08.07.2010 Arbeits- und Sozialrecht

OGH: Versuchter Diebstahl - Entlassung nach § 82 Abs 1 lit d GewO?

Ein Versuch nach § 15 Abs 2 StGB ist der Vollendung des Delikts gleichgestellt


Schlagworte: Entlassung, Vertrauensunwürdigkeit, versuchter Diebstahl
Gesetze:

§ 82 Abs 1 lit d GewO

GZ 8 ObA 25/10z, 22.04.2010

OGH: Nach § 82 Abs 1 lit d GewO begründen strafbare Handlungen, die Vertrauensunwürdigkeit hervorrufen, einen Entlassungsgrund. Ein Diebstahl führt nach der Rsp in der Regel zu Vertrauensunwürdigkeit des Arbeitnehmers; diese wird daher grundsätzlich als gegeben angesehen. Ein Versuch nach § 15 Abs 2 StGB ist der Vollendung des Delikts gleichgestellt. Auf den Wert des Deliktsobjekts kommt es grundsätzlich nicht an. Für die begründete Annahme, dass dem Arbeitgeber die Weiterbeschäftigung ausnahmsweise dennoch nicht unzumutbar ist, müssen besondere Umstände vorliegen.

Der Kläger führt zutreffend aus, dass für das Versuchsstadium einer strafbaren Handlung der Tatentschluss durch eine der Ausführung unmittelbar vorangehende Handlung betätigt werden muss.

Ausgehend von den getroffenen Feststellungen hat der Kläger die Papierrollen, die er mit nach Hause nehmen wollte, unerlaubt von ihrem Bestimmungsort entfernt. Die Verwendung des Plastiksacks diente nicht nur dem Transport, sondern ebenso der Verheimlichung der entfernten Sachen. Zudem hat der Kläger versucht, den Plastiksack in einem Zwischenlager zu verstecken, um bei seinem Vorhaben nicht entdeckt zu werden.
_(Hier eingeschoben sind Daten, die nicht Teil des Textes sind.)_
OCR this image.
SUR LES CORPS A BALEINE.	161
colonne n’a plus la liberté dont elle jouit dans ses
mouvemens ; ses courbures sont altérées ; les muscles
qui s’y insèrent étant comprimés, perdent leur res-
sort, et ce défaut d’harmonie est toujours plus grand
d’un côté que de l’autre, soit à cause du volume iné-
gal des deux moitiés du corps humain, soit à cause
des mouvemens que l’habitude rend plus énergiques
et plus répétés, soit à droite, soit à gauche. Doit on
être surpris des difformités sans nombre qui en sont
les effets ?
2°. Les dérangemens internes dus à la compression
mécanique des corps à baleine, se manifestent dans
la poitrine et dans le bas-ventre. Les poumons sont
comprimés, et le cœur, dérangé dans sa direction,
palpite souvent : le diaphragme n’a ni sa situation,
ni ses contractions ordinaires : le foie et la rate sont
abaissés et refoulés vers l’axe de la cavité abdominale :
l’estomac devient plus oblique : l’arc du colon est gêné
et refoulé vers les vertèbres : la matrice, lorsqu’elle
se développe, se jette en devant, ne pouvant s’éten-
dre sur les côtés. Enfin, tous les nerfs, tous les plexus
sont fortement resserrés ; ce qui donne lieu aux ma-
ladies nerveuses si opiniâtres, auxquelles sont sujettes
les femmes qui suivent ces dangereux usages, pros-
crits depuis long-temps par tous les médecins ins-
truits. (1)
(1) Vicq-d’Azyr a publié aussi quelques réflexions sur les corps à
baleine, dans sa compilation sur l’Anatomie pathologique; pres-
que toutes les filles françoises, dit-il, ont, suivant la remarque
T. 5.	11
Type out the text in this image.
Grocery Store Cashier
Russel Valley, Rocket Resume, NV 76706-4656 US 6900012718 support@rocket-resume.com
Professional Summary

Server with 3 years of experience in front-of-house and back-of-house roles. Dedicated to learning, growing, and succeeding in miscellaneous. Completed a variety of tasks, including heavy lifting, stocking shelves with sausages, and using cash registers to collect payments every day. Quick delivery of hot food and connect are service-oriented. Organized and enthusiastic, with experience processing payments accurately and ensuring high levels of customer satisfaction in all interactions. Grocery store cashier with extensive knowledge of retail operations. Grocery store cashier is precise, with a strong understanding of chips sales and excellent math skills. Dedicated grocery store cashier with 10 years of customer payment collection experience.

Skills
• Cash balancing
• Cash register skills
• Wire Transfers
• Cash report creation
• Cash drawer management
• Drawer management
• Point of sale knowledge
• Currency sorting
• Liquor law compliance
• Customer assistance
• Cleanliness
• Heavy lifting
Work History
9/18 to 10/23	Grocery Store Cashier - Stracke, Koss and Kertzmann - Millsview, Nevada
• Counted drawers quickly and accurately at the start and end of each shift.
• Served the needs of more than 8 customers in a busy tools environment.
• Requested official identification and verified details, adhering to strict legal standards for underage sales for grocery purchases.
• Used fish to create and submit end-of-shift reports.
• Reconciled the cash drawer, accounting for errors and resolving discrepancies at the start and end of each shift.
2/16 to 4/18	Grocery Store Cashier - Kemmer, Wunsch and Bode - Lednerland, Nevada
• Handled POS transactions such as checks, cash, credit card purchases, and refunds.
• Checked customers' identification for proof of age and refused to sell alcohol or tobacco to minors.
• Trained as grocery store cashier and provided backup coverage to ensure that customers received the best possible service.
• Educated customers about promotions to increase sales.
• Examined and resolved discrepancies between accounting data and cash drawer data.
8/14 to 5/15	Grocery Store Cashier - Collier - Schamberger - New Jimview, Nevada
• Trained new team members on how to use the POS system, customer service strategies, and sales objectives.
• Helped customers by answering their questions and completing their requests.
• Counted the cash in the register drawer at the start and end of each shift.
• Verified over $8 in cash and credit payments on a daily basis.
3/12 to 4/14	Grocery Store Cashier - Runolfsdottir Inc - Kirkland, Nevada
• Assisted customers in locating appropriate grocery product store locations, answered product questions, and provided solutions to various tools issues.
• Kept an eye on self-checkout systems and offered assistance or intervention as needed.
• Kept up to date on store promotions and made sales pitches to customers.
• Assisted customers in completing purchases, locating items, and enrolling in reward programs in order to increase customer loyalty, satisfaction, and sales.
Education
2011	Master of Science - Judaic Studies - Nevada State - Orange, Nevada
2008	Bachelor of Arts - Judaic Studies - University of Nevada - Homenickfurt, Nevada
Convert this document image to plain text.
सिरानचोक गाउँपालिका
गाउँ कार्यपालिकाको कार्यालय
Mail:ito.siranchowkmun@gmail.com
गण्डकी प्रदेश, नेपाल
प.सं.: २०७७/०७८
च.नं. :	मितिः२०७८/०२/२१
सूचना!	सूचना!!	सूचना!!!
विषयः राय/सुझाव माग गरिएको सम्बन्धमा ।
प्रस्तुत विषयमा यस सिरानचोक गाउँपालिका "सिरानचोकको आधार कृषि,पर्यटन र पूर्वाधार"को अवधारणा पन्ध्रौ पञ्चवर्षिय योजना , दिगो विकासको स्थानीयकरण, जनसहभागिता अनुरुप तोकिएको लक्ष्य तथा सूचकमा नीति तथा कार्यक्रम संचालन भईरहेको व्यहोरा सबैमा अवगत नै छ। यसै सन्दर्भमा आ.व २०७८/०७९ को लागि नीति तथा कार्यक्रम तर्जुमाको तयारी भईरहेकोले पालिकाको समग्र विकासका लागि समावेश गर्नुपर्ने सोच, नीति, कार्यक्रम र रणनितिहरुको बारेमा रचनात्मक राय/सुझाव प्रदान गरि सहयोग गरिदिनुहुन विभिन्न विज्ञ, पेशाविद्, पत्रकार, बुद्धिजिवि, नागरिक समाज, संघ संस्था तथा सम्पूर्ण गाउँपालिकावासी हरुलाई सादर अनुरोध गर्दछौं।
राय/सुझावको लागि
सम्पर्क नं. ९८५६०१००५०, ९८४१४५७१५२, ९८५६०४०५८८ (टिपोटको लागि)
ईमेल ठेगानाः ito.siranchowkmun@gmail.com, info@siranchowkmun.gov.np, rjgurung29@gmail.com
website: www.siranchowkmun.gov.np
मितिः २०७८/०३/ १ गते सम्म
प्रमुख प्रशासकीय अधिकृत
Die Beurteilung, dass er in Ansehung der Papierrollen, die er mit nach Hause nehmen wollte, bereits eine Ausführungshandlung gesetzt habe und nicht lediglich von einer Vorbereitungshandlung gesprochen werden könne, ist keineswegs unvertretbar. Jedenfalls an der Ausführungsnähe seiner Wegnahme- und Verheimlichungshandlungen, die unmittelbar dem gewollten Gewahrsamsbruch dienten, ist nicht zu zweifeln.

Ob der Entlassungstatbestand des § 82 Abs 1 lit d GewO letztlich verwirklicht ist, lässt sich nur für den Einzelfall beurteilen.